If the only resistance to an agreement with Hamas from within the Israeli government comes from Bennett and his far-right Jewish Home party, their opposition will not be enough to block its approval. Although the government only holds a slim parliamentary majority, Israel’s opposition parties are expected to back an accord, depriving Bennett of the ability to force Netanyahu’s hand in this instance.

With national elections looming in the coming year, Bennett took a swipe at the ruling Likud party of Prime Minister Benjamin Netanyahu, slamming it for having dismantled Israeli settlements in the Gaza Strip in 2005 and evacuating the Jewish settlers who lived there.

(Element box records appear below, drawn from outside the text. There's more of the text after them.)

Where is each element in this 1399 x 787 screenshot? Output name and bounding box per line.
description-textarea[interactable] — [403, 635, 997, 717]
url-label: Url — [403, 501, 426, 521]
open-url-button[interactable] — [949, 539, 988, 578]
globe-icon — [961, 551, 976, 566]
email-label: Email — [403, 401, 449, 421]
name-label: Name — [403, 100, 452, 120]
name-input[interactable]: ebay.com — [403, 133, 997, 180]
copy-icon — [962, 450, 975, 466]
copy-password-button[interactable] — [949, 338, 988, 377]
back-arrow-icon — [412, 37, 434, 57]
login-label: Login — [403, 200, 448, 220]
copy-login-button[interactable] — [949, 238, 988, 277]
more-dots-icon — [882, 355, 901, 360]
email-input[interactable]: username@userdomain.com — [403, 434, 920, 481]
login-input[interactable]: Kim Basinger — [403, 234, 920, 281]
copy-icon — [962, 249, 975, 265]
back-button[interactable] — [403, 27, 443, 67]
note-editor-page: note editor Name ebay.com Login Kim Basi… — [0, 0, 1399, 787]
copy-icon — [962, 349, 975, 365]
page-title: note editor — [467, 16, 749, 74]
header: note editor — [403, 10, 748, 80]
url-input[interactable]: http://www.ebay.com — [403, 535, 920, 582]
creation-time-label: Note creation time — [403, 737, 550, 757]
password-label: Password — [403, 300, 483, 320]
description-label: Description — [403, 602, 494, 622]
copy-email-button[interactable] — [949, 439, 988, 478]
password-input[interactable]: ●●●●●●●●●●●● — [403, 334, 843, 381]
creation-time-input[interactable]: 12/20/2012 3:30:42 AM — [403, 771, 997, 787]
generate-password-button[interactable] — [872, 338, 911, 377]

“When the Likud has 40 seats [in the parliament], they do great damage to the State of Israel, such as the evacuation from Gush Katif.”

Bennett first voiced approval for extra-judicial executions in 2013, when he said at a meeting of the Israeli cabinet: “I’ve killed lots of Arabs in my life – and there’s no problem with that.”

Israel Defence Minister Avigdor Lieberman has also endorsed assassinating Hamas leader Ismail Haniyeh, before Netanyahu appointed him to head the Defence Ministry in May 2016.

In December 2015 he told reporters: “If I was prime minister, if I was defence minister, I would offer Haniyeh another deal: either return our boys, or the bodies of the soldiers – or you die. As far as we are concerned, you have 48 hours, [or] you’ll simply be eliminated.”

Israeli political pundits later ridiculed Lieberman for his failure to follow through on his threat to assassinate Haniyeh. In September 2016, he confirmed that he still supported an assassination policy and implied it would be carried out sooner or later.

“My perspective now is exactly the same as my perspective then, I am even more convinced,” Lieberman told Israeli Channel 20. “Talk to me at the end of my term.”